No doubt there is still a place for price indices, imperfect as they are, in important policy questions like keeping the purchasing power of benefit payments roughly stable, or in macroeconomic questions like growth accounting (how much of NGDP growth represents real growth versus inflation?). But for monetary policy, relying on indicators that correspond more directly to something economically meaningful – indicators like nominal GDP, that simply tally up nominal spending, rather than price levels, that demand complicated hedonic adjustments to be economically meaningful – has a number of benefits in addition to financial stability:
This argument doesn’t uniquely suggest NGDP as a target. Indeed, the money supply might work just as well, provided we measure it correctly. But it does suggest that, in an economy where tastes and technology change from year to year, inflation in particular is much too fuzzy to be an appropriate target for monetary policy.
Thomas L Hutcheson
Jan 09, 2025 at 18:04 |“the price level should track changes in aggregate productivity, because this minimizes the total number of prices that have to change.”
What?! Why would aggregate productivity affect the number/importance of changes in relative prices?
“So any inflation index that looks at the latter (quantity) instead of the former (utility), will severely overstate inflation.”
Price indices do that as well as you can be sure they do not.
“George Selgin, Scott Sumner, David Beckworth, and many others have made convincing cases that NGDP targeting is better for financial and macroeconomic stability than inflation targeting”

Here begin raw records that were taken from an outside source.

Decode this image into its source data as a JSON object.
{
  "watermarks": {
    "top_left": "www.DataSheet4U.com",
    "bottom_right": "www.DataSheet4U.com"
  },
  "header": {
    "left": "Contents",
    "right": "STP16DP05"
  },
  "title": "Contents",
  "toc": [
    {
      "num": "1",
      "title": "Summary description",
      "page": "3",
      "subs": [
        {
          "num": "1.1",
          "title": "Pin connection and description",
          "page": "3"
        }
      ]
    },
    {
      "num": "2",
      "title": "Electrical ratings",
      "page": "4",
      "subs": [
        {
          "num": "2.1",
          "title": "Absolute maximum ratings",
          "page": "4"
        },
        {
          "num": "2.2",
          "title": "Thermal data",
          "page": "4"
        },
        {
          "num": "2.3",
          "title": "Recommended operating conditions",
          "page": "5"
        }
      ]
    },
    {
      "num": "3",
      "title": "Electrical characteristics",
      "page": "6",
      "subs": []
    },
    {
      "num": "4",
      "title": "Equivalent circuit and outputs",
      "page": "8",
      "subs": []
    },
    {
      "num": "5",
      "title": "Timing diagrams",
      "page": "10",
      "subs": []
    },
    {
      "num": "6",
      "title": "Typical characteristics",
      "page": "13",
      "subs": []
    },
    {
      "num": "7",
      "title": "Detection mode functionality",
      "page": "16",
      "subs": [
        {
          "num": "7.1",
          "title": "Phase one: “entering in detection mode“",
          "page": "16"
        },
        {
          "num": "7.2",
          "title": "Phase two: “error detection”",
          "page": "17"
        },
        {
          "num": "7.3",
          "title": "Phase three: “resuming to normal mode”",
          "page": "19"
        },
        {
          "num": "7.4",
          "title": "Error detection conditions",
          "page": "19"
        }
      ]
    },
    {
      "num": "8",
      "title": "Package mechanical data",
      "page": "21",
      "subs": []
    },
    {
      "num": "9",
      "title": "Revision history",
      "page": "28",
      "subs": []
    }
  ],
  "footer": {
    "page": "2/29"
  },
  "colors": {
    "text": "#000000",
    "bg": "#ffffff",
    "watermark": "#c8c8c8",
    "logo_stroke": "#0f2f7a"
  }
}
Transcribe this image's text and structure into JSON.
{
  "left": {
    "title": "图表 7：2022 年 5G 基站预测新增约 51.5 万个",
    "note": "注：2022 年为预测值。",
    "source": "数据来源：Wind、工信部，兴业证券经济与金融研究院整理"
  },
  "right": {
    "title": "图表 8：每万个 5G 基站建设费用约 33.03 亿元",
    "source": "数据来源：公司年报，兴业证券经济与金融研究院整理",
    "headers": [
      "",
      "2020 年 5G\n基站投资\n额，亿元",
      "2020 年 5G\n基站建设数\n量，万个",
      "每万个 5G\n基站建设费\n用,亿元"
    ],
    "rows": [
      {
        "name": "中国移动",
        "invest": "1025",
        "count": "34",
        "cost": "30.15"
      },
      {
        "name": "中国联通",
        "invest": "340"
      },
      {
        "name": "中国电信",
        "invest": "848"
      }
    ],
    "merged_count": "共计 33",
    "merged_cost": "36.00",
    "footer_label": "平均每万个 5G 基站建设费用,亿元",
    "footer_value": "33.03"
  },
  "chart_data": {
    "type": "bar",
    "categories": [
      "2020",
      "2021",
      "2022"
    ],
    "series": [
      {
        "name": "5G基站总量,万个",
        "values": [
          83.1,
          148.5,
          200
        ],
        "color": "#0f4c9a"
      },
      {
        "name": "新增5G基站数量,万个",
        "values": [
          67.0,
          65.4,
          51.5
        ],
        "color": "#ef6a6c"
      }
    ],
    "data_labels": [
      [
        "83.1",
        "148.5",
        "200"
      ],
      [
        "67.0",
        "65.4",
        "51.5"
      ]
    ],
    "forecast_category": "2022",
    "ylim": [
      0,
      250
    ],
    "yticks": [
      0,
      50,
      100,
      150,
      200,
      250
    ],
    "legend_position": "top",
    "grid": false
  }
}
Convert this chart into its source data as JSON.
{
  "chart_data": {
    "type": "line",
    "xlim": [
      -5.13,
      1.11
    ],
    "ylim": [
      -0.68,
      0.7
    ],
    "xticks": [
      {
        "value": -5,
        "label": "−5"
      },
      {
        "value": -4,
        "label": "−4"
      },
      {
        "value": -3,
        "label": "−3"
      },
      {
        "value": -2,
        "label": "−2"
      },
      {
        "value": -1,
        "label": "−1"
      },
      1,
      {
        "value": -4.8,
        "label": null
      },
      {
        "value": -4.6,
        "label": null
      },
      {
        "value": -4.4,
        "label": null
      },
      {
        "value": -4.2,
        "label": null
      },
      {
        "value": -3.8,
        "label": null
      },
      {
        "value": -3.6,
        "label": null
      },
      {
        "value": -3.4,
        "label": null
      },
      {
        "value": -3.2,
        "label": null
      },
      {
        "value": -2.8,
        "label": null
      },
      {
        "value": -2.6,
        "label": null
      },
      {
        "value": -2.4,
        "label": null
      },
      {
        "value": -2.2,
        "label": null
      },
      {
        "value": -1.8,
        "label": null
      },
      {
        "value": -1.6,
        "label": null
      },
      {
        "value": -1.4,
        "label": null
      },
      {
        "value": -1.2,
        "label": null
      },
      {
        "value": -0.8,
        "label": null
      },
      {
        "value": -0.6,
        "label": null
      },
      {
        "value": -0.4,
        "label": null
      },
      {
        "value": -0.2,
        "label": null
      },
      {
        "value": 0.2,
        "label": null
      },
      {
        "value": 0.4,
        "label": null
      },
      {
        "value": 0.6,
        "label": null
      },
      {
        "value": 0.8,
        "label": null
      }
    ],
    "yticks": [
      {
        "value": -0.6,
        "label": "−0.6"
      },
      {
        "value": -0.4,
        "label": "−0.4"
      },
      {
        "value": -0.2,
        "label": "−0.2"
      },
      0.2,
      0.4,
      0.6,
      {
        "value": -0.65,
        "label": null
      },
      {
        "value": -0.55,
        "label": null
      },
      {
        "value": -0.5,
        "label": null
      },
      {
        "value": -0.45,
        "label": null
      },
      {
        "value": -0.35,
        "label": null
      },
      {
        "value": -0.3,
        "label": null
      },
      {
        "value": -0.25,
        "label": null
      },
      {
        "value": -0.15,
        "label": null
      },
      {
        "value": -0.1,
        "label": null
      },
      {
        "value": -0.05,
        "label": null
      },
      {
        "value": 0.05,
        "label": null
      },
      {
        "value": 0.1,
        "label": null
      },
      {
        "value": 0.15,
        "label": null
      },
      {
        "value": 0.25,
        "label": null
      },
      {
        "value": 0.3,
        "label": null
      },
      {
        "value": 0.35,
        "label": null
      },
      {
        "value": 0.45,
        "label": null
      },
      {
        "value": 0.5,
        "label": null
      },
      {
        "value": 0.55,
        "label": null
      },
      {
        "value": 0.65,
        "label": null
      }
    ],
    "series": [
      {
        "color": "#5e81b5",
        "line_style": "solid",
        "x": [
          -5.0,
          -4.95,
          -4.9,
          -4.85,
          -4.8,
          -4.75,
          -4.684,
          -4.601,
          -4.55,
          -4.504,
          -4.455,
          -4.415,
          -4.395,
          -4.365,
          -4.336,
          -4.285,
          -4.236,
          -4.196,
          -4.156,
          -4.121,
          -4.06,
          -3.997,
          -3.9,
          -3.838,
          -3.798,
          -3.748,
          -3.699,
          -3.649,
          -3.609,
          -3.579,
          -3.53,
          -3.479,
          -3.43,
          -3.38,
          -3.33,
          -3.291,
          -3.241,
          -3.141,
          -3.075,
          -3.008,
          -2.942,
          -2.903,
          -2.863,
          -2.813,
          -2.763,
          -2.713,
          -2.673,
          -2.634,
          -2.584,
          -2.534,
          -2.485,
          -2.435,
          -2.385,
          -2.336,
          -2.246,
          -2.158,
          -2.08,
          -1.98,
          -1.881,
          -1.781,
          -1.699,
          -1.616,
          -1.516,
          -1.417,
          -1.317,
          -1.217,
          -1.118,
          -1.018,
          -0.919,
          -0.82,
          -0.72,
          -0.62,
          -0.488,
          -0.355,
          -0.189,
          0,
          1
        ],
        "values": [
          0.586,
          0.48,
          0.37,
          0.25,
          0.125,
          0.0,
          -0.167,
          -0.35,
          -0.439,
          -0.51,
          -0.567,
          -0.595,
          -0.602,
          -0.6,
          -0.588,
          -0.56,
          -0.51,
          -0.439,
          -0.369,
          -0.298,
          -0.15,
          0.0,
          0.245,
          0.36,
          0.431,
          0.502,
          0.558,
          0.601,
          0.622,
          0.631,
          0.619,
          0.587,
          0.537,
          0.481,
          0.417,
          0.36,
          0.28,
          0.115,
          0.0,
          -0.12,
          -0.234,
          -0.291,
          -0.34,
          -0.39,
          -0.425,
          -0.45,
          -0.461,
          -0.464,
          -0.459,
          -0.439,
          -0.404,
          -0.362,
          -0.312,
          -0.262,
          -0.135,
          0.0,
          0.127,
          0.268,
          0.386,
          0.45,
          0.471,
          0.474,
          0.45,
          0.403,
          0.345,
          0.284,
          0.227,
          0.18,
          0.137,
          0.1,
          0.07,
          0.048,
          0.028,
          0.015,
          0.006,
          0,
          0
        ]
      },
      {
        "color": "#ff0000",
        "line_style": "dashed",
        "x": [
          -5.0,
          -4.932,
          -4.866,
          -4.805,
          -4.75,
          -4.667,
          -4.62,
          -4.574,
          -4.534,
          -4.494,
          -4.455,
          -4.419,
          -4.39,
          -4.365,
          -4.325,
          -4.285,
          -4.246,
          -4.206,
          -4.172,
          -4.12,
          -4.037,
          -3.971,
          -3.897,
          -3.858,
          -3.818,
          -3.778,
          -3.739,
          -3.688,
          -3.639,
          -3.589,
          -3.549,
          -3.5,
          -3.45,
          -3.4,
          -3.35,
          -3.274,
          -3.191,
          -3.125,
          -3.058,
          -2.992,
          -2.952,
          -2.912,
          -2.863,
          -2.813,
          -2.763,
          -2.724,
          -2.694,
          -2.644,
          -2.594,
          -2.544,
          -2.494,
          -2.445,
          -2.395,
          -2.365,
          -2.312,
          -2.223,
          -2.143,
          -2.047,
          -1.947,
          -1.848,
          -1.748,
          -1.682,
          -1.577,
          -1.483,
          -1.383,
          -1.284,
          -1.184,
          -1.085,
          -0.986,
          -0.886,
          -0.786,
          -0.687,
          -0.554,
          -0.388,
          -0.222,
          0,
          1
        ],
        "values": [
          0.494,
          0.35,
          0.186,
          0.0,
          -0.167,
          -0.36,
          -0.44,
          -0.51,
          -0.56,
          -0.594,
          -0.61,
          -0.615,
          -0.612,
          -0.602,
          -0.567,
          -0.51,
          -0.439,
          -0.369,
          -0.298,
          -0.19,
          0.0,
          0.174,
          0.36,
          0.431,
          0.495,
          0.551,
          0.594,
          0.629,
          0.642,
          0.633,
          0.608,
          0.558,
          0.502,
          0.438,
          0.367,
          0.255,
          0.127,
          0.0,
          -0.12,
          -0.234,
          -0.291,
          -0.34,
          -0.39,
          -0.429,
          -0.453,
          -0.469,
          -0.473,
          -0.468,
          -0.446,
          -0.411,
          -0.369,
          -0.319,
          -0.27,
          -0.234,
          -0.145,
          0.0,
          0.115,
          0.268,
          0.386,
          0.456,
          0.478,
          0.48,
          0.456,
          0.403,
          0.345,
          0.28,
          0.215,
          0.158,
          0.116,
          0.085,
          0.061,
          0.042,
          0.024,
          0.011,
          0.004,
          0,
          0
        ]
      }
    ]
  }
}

They have made claims for the superiority of NGDPLT over FAIT, but I have not seen a head to head analysis of how the two criteria compare in the four cases of supply/demand, positive/negative shock.
“An NGDP target improves accountability. Fuzzy as the price level is, the success of monetary policy cannot be evaluated solely on the behavior of the price level, even ex post. A single, clearer benchmark reduces the scope for excuses for monetary policy failure (and, by the same token, makes it clearer when monetary policy is not at fault).”
This exactitude is achieved by definition. There is noting “fuzzy” about the PCE as measured as a target.
If we did adopt an NGDPLT regime, would the NGDP targeted be one that in accordance with Selgin’s “Less than Zero” paper aimed for the implicit inflation target to be zero or less than zero? If not, what should the implicit target be?
John
Jan 12, 2025 at 8:56 |At this point I believe that Central Banks all refuse to hit targets when it is politically incorrect. Wrong inflation measures were not the reason countries didn’t loosen enough in the 2008 crisis, nor respond quickly to rising inflation in 2020. NGDP targeting would work better indeed but will require scenario responses that are not intuitively appealing, and hence lead to failure.
Cameron Harwick
Jan 12, 2025 at 17:45The 2008 response was plausibly caused by delayed inflation measures (they were worried about inflation right in the middle of the worst deflation in decades), and the fact that the fastest ones have an upward bias probably made it worse. I agree with you on 2020, but in both cases, at least removing plausible excuses (“Guess it’s the supply chain, what can ya do ¯\_(ツ)_/¯”) would be a step in the right direction.